Panoramical é uma sinfonia para a contemplação sinestésica da natureza

Guardada as devidas proporções, Panoramical pode ser comparado ao que Fantasia foi para o cinema em 1940. O filme da Disney foi um experimento caríssimo unindo as linguagens do cinema, da animação e dos musicais, além de tecnologias inéditas para a época — ele foi o primeiro filme a ser acompanhado de um sistema de som estereofônico, colocando para dentro de si próprio as orquestras reais que, na época, musicalizavam as exibições de cinema. Panoramical é um projeto muito menor, mas não menos ambicioso, e com a mesma sinergia entre imagem e som que tornou o filme da Disney tão emblemático.

Criado pelo designer e artista visual argentino Fernando Ramallo e por David Kanaga, um dos artistas musicais mais inventivos dos videogames da atualidade, responsável pela trilha sonora dinâmica dos excelentes Dyad e Proteus, chamar Panoramical de um “visualizador musical” seria uma afronta ao complexo e brilhante trabalho da dupla. “Mergulhe em vistas alienígenas sinestésicas e controle-as como um deus do disco ambiente”, diz, com muita precisão, o belo site oficial do jogo.

Não há nada muito parecido com Panoramical: trata-se de uma experiência ora intensa, lisérgica e arrebatadora, ora plácida e puramente apreciativa, sobre exploração e manipulação visual e sonora de ambientes naturais sintetizados. Com comandos simples, realizados via teclado e mouse, gamepad ou até mesmo um controlador MIDI, podemos criar elevações terrestes, intensificar o sopro do vento, aumentar o nível da água, fazer plantas e fungos brotarem do solo, acelerar a passagem do tempo… tudo depende da “cena”, como cada fase é chamada em Panoramical.

 
 

Tudo que cresce, vibra, pulsa, serpenteia e se transforma, o faz visual e sonoramente. Assim, em uníssono, a partir da combinação das nove variações de elementos gráficos e sonoros, cada qual com suas próprias nuances e particularidades, você dá vida a paisagens audiovisuais únicas. São cavernas, florestas, pântanos e rios que emergem organicamente da sua experimentação. E como é incrível ver surgir de uma tela em branco, a partir de alguns pouco inputs, vistas abstratas tão lindas, surreais e hipnóticas.

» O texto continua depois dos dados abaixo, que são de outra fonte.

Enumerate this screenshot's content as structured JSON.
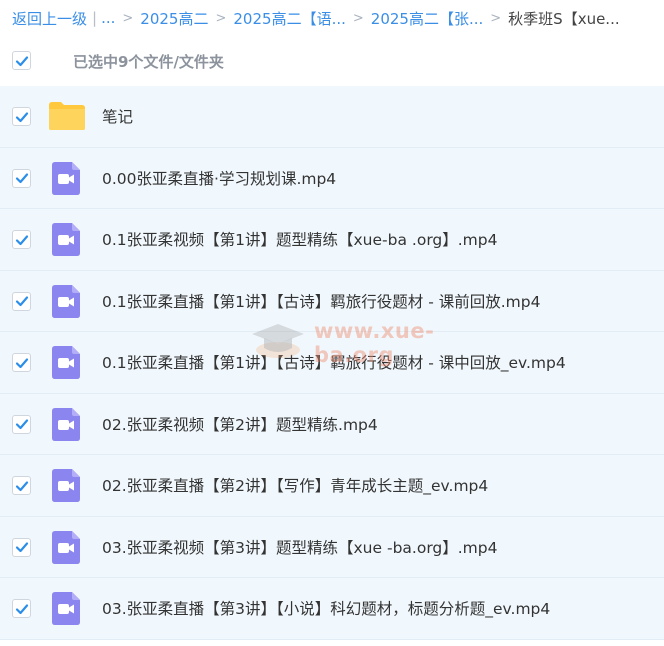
{
  "breadcrumb": {
    "back_label": "返回上一级",
    "ellipsis": "...",
    "items": [
      "2025高二",
      "2025高二【语...",
      "2025高二【张..."
    ],
    "current": "秋季班S【xue..."
  },
  "selection": {
    "summary": "已选中9个文件/文件夹"
  },
  "files": [
    {
      "name": "笔记",
      "type": "folder"
    },
    {
      "name": "0.00张亚柔直播·学习规划课.mp4",
      "type": "video"
    },
    {
      "name": "0.1张亚柔视频【第1讲】题型精练【xue-ba .org】.mp4",
      "type": "video"
    },
    {
      "name": "0.1张亚柔直播【第1讲】【古诗】羁旅行役题材 - 课前回放.mp4",
      "type": "video"
    },
    {
      "name": "0.1张亚柔直播【第1讲】【古诗】羁旅行役题材 - 课中回放_ev.mp4",
      "type": "video"
    },
    {
      "name": "02.张亚柔视频【第2讲】题型精练.mp4",
      "type": "video"
    },
    {
      "name": "02.张亚柔直播【第2讲】【写作】青年成长主题_ev.mp4",
      "type": "video"
    },
    {
      "name": "03.张亚柔视频【第3讲】题型精练【xue -ba.org】.mp4",
      "type": "video"
    },
    {
      "name": "03.张亚柔直播【第3讲】【小说】科幻题材，标题分析题_ev.mp4",
      "type": "video"
    }
  ],
  "watermark": "www.xue-ba.org",
  "colors": {
    "link": "#3a8ee6",
    "check": "#2b8ee8",
    "row_bg": "#f1f8fd",
    "video_icon": "#8b85f0",
    "folder": "#ffc83d"
  },
  "icons": {
    "checkbox": "checkmark-icon",
    "folder": "folder-icon",
    "video": "video-file-icon"
  }
}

Seus múltiplos estímulos visuais e sonoros co-existem harmonicamente, formando uma sinfonia de polígonos, movimentos, sons, formas e sensações. De certa forma, há toques aqui de Biophilia, o álbum e projeto transmídia inovador encabeçado pela Björk, lançado em 2011. Embora as mecânicas e a forma com a qual interagimos com as cenas em Panoramical sejam sempre as mesmas, os temas sobre vida e natureza e as melodias que emergem da nossa experiência remetem a algumas das músicas e aos aplicativos de Biophilia, que flertavam com a linguagem do videogame.

A fase final de Dyad, de co-autoria de Kanaga (que eu, apaixonado por experiências sinestésicas, considero um dos momentos mais emblemáticos e inesquecíveis da história recente dos videogames), também parece ter sido influência direta em Panoramical. Nela, o jogo abandonava suas mecânicas básicas e pesados desafios lentamente, seduzindo o jogador a um estado de transe, até que, no ápice de sua hipnose, esparramava um líquido neon colorido por toda tela. Confuso, o jogador era levado a pressionar botões, até perceber que ele tinha controle sobre a tinta. É uma sequência incrível, que todos deveriam jogar por conta própria — que pode ser assistida aqui.

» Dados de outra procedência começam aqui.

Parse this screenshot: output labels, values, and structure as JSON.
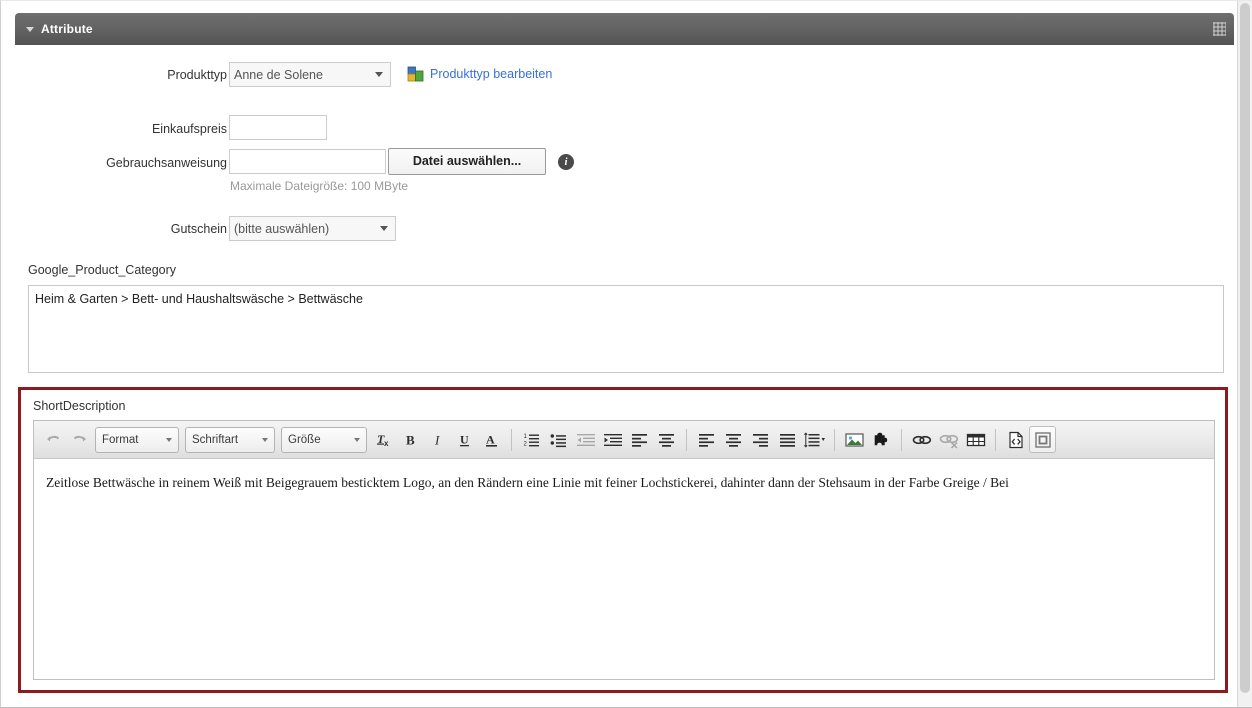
{
  "panel": {
    "title": "Attribute",
    "collapse_icon": "chevron-down-icon",
    "grip_icon": "resize-grip-icon"
  },
  "form": {
    "produkttyp": {
      "label": "Produkttyp",
      "value": "Anne de Solene",
      "edit_link": "Produkttyp bearbeiten",
      "edit_icon": "cubes-icon",
      "dropdown_icon": "chevron-down-icon"
    },
    "einkaufspreis": {
      "label": "Einkaufspreis",
      "value": "",
      "placeholder": ""
    },
    "gebrauchsanweisung": {
      "label": "Gebrauchsanweisung",
      "value": "",
      "placeholder": "",
      "file_button": "Datei auswählen...",
      "info_icon": "info-icon",
      "info_glyph": "i",
      "hint": "Maximale Dateigröße: 100 MByte"
    },
    "gutschein": {
      "label": "Gutschein",
      "value": "(bitte auswählen)",
      "dropdown_icon": "chevron-down-icon"
    }
  },
  "google_product_category": {
    "label": "Google_Product_Category",
    "value": "Heim & Garten > Bett- und Haushaltswäsche > Bettwäsche"
  },
  "short_description": {
    "label": "ShortDescription",
    "highlight_color": "#8d1a1c",
    "body_text": "Zeitlose Bettwäsche in reinem Weiß mit Beigegrauem besticktem Logo, an den Rändern eine Linie mit feiner Lochstickerei, dahinter dann der Stehsaum in der Farbe Greige / Bei",
    "toolbar": {
      "undo": {
        "name": "undo-icon",
        "glyph": "↰",
        "disabled": true
      },
      "redo": {
        "name": "redo-icon",
        "glyph": "↱",
        "disabled": true
      },
      "format_combo": "Format",
      "font_combo": "Schriftart",
      "size_combo": "Größe",
      "buttons": [
        {
          "name": "remove-format-icon",
          "label": "Tx"
        },
        {
          "name": "bold-icon",
          "label": "B"
        },
        {
          "name": "italic-icon",
          "label": "I"
        },
        {
          "name": "underline-icon",
          "label": "U"
        },
        {
          "name": "text-color-icon",
          "label": "A"
        },
        {
          "name": "numbered-list-icon",
          "label": "1."
        },
        {
          "name": "bulleted-list-icon",
          "label": "•"
        },
        {
          "name": "decrease-indent-icon",
          "label": "",
          "disabled": true
        },
        {
          "name": "increase-indent-icon",
          "label": ""
        },
        {
          "name": "align-left-icon",
          "label": ""
        },
        {
          "name": "align-center-icon",
          "label": ""
        },
        {
          "name": "align-left-2-icon",
          "label": ""
        },
        {
          "name": "align-center-2-icon",
          "label": ""
        },
        {
          "name": "align-right-icon",
          "label": ""
        },
        {
          "name": "align-justify-icon",
          "label": ""
        },
        {
          "name": "line-height-icon",
          "label": ""
        },
        {
          "name": "insert-image-icon",
          "label": ""
        },
        {
          "name": "insert-template-icon",
          "label": ""
        },
        {
          "name": "insert-link-icon",
          "label": ""
        },
        {
          "name": "unlink-icon",
          "label": "",
          "disabled": true
        },
        {
          "name": "insert-table-icon",
          "label": ""
        },
        {
          "name": "source-code-icon",
          "label": ""
        },
        {
          "name": "show-blocks-icon",
          "label": "",
          "active": true
        }
      ]
    }
  },
  "scrollbar": {
    "name": "vertical-scrollbar"
  }
}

Panoramical abre exatamente como Dyad terminava, derretendo seu cérebro em uma sequência capaz de causar convulsões em pessoas fotossensíveis, mas logo abandona a psicodelia “hardcore” para uma experiência mais plácida e contemplativa, trazendo-a de volta mais ao seu final e em cenas bônus, criadas em parceria com artistas convidados, como Bayon (responsável por 4am do selo Pixel Junk e a trilha de Eden), Richard E Flanagan (do excelente puzzle musical FRACT OSC), Mr. Div (famoso por seus gifs geométricos e hipnóticos), dentre outros.

Ele pode ser visto como peça de arte para ser exposta em museus e festivais, mas eu jamais teria sido transbordado por sua experiência de forma tão poderosa como fui em meu contato solitário com ele. Seguindo a estrutura de um concerto, com uma introdução intensa, levando o jogador a explorar e descobrir cada nova cena, acredito que a experiência é muito mais proveitosa, prazerosa e imersiva quando jogada em casa, até por se tratar de um jogo, de certa forma, introspectivo.

Previsto para esta quinta-feira (17), Panoramical estará disponível para PC e Mac via SteamItch.io e Humble Store.